Other hawkers prefer to keep the convivial atmosphere of the hawker centre alive, preferring to interact with diners rather than delivery drivers, and to accept cash on the spot—a choice that allows them to avoid having to grapple with new technology, and helps them to keep their prices low as they take 100% of the payment, and do not have to pay commission fees to online food delivery companies.

Hawkers with the financial means to weather the storm may survive without needing to change their business model too radically, but others may have to be prepared to find ways to adapt in order to boost their earnings. As Phase 2 is currently expected to continue for months, hawkers looking to recoup losses or find alternative ways to bring in more income may need to explore digital solutions.

  1. Taking up e-payment solutions

While an e-payment solution may not seem like a way to earn money, hawkers who are struggling to make ends meet may wish to take advantage of special financial incentives provided by the IMDA to take up contactless payment. Hawkers who sign up for this initiative before 31 December 2020 can enjoy cash rewards of up to $1,500 ($300 per month, over a period of five months). Through this initiative, stallholders will be provided with unique SGQR labels for their stall. If they demonstrate a sustained use of said QR code and contactless payment by completing at least 20 transactions per month, they will get a $300 bonus in the following month.  
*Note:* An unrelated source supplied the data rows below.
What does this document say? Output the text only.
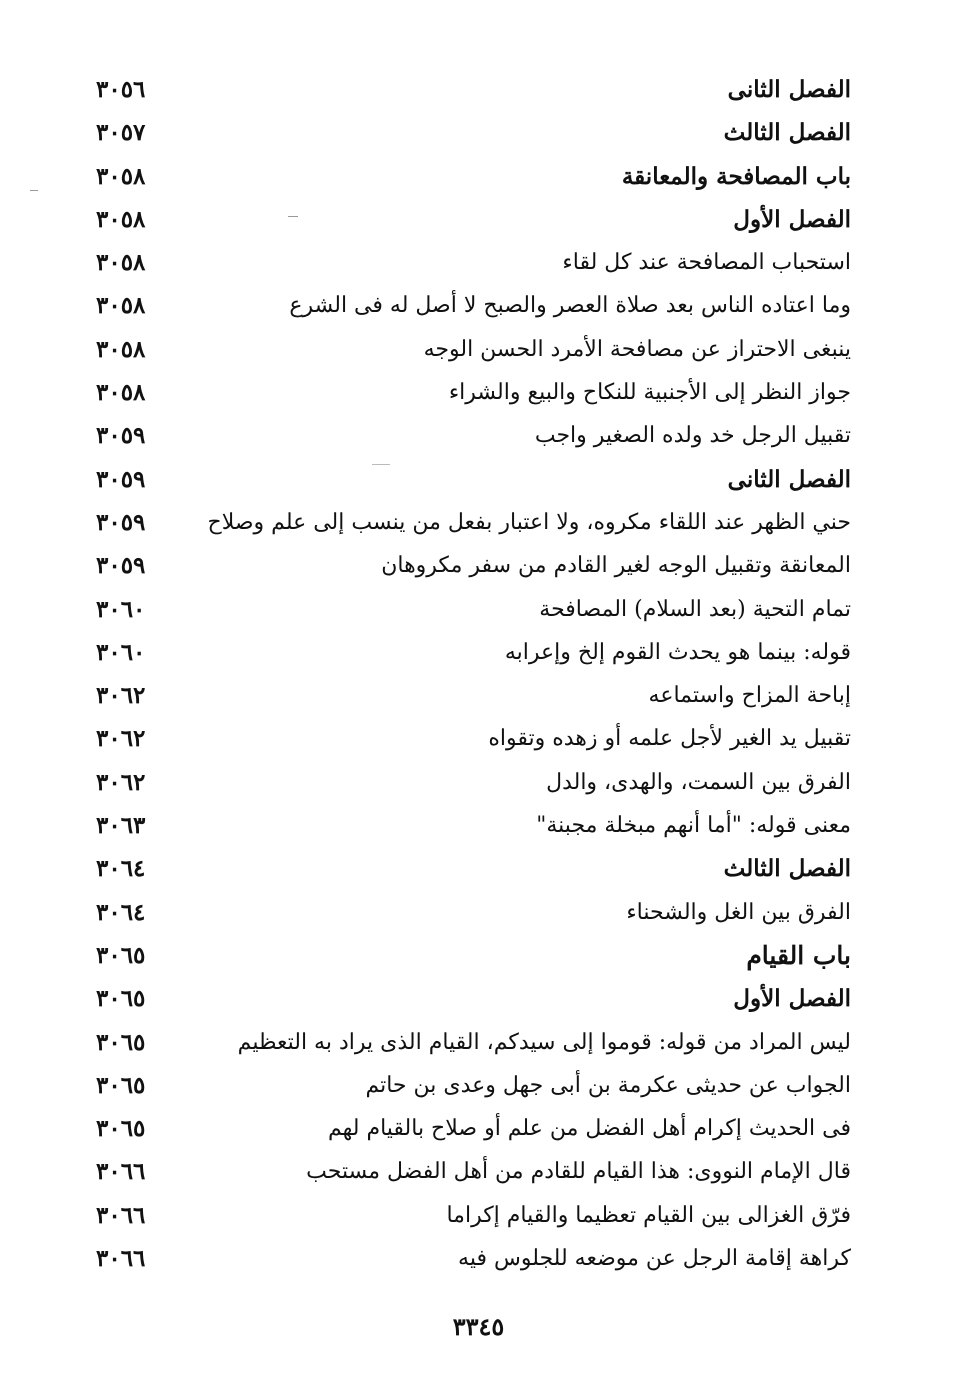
الفصل الثانى
٣٠٥٦
الفصل الثالث
٣٠٥٧
باب المصافحة والمعانقة
٣٠٥٨
الفصل الأول
٣٠٥٨
استحباب المصافحة عند كل لقاء
٣٠٥٨
وما اعتاده الناس بعد صلاة العصر والصبح لا أصل له فى الشرع
٣٠٥٨
ينبغى الاحتراز عن مصافحة الأمرد الحسن الوجه
٣٠٥٨
جواز النظر إلى الأجنبية للنكاح والبيع والشراء
٣٠٥٨
تقبيل الرجل خد ولده الصغير واجب
٣٠٥٩
الفصل الثانى
٣٠٥٩
حني الظهر عند اللقاء مكروه، ولا اعتبار بفعل من ينسب إلى علم وصلاح
٣٠٥٩
المعانقة وتقبيل الوجه لغير القادم من سفر مكروهان
٣٠٥٩
تمام التحية (بعد السلام) المصافحة
٣٠٦٠
قوله: بينما هو يحدث القوم إلخ وإعرابه
٣٠٦٠
إباحة المزاح واستماعه
٣٠٦٢
تقبيل يد الغير لأجل علمه أو زهده وتقواه
٣٠٦٢
الفرق بين السمت، والهدى، والدل
٣٠٦٢
معنى قوله: "أما أنهم مبخلة مجبنة"
٣٠٦٣
الفصل الثالث
٣٠٦٤
الفرق بين الغل والشحناء
٣٠٦٤
باب القيام
٣٠٦٥
الفصل الأول
٣٠٦٥
ليس المراد من قوله: قوموا إلى سيدكم، القيام الذى يراد به التعظيم
٣٠٦٥
الجواب عن حديثى عكرمة بن أبى جهل وعدى بن حاتم
٣٠٦٥
فى الحديث إكرام أهل الفضل من علم أو صلاح بالقيام لهم
٣٠٦٥
قال الإمام النووى: هذا القيام للقادم من أهل الفضل مستحب
٣٠٦٦
فرّق الغزالى بين القيام تعظيما والقيام إكراما
٣٠٦٦
كراهة إقامة الرجل عن موضعه للجلوس فيه
٣٠٦٦
٣٣٤٥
  1. Evaluate delivery options

Some stallholders are leery of partnering with food delivery companies, and there’s good reason for this. Some of the most popular companies like Deliveroo, Grab, or Foodpanda tend to charge higher commission fees for their services. Hawkers who typically charge a few dollars per meal are unable to lose up to 30% of their revenue on commission. Raising their prices is also not a viable solution for them as it may disappoint their regulars. However, there are alternative platforms and digital solutions that hawkers can rely on to boost their business. Take.sg, for example, is a simple website that capitalises on the popular Whatsapp app that many are already familiar with, allowing them to take orders online from customers islandwide and make their own delivery arrangements. BySGForSG is another option with extremely competitive rates. The non-profit group is free to join and charges a meagre 5% commission per bill, where 100% of that 5% is donated to charity. The hawker will pay fixed delivery fees of $3 for islandwide delivery to their customers, while the customer tops up an additional $5, thereby providing the delivery driver with $8 in total.

  1. Obtain tech support

Starting from September 2020, people who are having trouble with their digital devices will be able to obtain help from any of the 46 planned SG Digital community hubs around Singapore. Five of these hubs, located at Tampines, Bedok, Macpherson, Redhill, and Clementi, are already in operation today. The hubs will be staffed with Digital Ambassadors who will help to teach the public to use technology, though seniors and hawkers will be prioritised. The help centres will be located at community centres and public libraries all around Singapore, and will provide one-to-one coaching in using technology. Tier 1 services are intended to help people learn to use basic communication tools, such as Whatsapp. Tier 2 services will involve learning how to use digital services provided by the Government, such as the use of SingPass Mobile, and tier 3 services will involve learning how to use e-payment.